High Performance IoT Service
Recently I developed a highly scalable system for capturing data sent from IoT devices. The challenge was to develop a very low latency and fault-tolerant system that could support the C10K
type loads that are typical for IoT services, and get near real time dashboards that would present the state of the various types of devices that were transmitting data.
A few basic assumptions were made when I developed the system, which more or less mirror the classic principles propounded by Joe Armstrong when he developed Erlang:
A container (all components of the distributed system are deployed as docker containers on kubernetes) can die at any time. It should result in no data loss.
IoT devices due to their sheer number will always send data at a faster rate than databases can store them.
A front-end writer will write data faster than the corresponding back-end writer can.
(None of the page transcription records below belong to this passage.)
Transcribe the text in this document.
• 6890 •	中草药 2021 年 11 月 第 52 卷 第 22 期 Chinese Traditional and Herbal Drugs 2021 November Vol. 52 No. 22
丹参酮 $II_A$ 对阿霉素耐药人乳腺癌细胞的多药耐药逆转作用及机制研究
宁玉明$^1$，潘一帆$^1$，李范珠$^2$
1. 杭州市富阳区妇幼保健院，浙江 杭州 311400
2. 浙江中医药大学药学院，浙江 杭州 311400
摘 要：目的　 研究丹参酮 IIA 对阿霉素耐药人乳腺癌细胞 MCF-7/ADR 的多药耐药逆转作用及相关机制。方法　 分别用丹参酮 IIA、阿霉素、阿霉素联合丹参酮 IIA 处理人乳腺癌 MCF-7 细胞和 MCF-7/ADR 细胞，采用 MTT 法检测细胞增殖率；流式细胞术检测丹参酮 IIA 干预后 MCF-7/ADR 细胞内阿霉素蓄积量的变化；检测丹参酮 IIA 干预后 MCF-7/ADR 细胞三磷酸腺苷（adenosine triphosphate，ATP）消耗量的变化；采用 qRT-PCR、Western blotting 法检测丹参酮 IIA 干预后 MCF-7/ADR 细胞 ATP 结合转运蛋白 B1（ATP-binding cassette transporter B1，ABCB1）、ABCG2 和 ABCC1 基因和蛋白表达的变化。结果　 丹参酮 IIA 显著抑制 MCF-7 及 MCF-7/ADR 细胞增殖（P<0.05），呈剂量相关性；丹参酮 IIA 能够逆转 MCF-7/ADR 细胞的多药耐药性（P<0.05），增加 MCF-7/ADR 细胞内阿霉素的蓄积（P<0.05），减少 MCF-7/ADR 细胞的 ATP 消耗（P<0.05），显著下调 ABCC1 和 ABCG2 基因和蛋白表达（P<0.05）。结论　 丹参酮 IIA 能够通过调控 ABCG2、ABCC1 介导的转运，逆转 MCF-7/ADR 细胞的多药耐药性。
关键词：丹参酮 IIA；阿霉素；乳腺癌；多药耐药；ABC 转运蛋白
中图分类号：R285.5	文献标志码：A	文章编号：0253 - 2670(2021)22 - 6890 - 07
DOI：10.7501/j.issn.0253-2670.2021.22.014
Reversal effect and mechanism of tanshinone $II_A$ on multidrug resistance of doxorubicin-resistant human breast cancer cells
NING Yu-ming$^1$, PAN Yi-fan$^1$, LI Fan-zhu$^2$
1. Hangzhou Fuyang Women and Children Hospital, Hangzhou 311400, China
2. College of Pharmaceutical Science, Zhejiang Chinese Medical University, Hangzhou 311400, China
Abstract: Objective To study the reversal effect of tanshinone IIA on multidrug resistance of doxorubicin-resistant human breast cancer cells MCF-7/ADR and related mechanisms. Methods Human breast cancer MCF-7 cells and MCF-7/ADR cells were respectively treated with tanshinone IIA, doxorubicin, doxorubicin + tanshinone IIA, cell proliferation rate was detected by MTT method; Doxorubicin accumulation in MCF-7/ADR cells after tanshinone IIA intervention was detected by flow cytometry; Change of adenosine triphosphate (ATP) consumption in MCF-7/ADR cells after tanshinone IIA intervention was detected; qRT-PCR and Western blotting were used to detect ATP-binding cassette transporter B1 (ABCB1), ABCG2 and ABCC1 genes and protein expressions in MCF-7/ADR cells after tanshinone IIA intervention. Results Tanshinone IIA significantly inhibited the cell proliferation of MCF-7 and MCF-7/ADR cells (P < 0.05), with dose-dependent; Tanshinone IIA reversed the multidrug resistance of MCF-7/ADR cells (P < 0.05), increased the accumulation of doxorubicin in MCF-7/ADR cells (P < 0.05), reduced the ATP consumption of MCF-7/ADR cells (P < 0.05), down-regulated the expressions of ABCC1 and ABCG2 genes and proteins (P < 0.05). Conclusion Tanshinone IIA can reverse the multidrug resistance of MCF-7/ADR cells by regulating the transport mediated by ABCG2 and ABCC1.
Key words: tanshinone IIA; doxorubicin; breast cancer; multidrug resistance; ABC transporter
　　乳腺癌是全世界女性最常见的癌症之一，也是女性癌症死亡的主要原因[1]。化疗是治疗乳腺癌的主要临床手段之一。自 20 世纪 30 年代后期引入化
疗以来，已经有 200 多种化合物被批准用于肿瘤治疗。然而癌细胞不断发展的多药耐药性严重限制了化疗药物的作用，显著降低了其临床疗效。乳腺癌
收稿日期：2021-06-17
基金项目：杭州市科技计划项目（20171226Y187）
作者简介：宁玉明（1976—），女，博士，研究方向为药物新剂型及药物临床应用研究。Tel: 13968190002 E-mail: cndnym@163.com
Hence, there is a need for persistent buffers to ensure no data loss.
Asynchronous fault-tolerant systems are needed to ensure that eventually all the data gets stored, analysed etc. without causing any response/latency issues to the transmitting IoT devices.
We tested a few popular technologies such as service->kafka->consumer->databases, service->redis->consumer->databases etc. and eventually settled on a very lightweight and highly scalable architecture that uses PMDK (persistent memory development kit) along with ZeroMQ to provide the best combination of very low latency, easy maintainability and scalability. In addition, this simplified our software stack as we did not need to deploy and manage external complex systems like kafka, zookeeper, redis etc.
The following high level diagram (intermediaries such as load balancers, VPC's etc. omitted for brevity) illustrates the high-level architecture for the system.

Web Service
The web service is a Boost.Beast based web socket server that easily supports C10K
type loads from the IoT devices. IoT data received by the service is stored to a local persistent memory queue implementation (small size, which may be replaced with a circular buffer implementation). This ensures that we can acknowledge writes in the quickest and safest way (pure memory would be quicker, but not as fault-tolerant).
Front End Queue Monitor
Front end queue monitors are deployed on the same containers as the web services (a single dedicated thread on the same application). The monitor polls and picks up (via peek operation) data from the head of the queue, and writes them to a ZeroMQ Dealer socket which is bound to a front end router. Once the data is written to the socket, the queue entry is removed (via a pop operation). Prometheus gauge metrics are maintained for the size (number of unconsumed entries) of the queue, to give us quick insights into any hot spots or issues with the entire pipeline.
Middle Tier
The front end router receives messages from the front-end dealers, and saves them to another local persistent memory queue (larger queue as this tier operates on the fan-in model). This ensures that we do not run into messages being dropped on the front-end dealer sockets due to back pressure. Another queue monitor picks up messages from the head of the queue and publishes them to a ZeroMQ publisher/radio socket. Note that we have tested radio sockets, but have decided to hold off on using them till they become mainstream.
A subscriber/dish also makes the data available via another web socket service for client applications (web, mobile etc) that are interested in following real time events published by specific IoT devices. It is possible to have this on the ingress into the system, however for most practical purposes the raw IoT data is not of much use. The data needs to be enhanced with additional context information which is available when preparing the denormalised version of the data for storage into the appropriate datastore.
Storage Tier
The storage tier handles saving the data to various data stores. Data is stored in big data databases, denormalised data lakes, time series databases etc. The denormalised data stores are primarily meant for offline analysis of the data for data science purposes. The time series database (Akumuli) is used to create more interesting near real-time dashboards (via Grafana) that zoom in on groups of devices filtered by geographic location, are of similar type/class etc.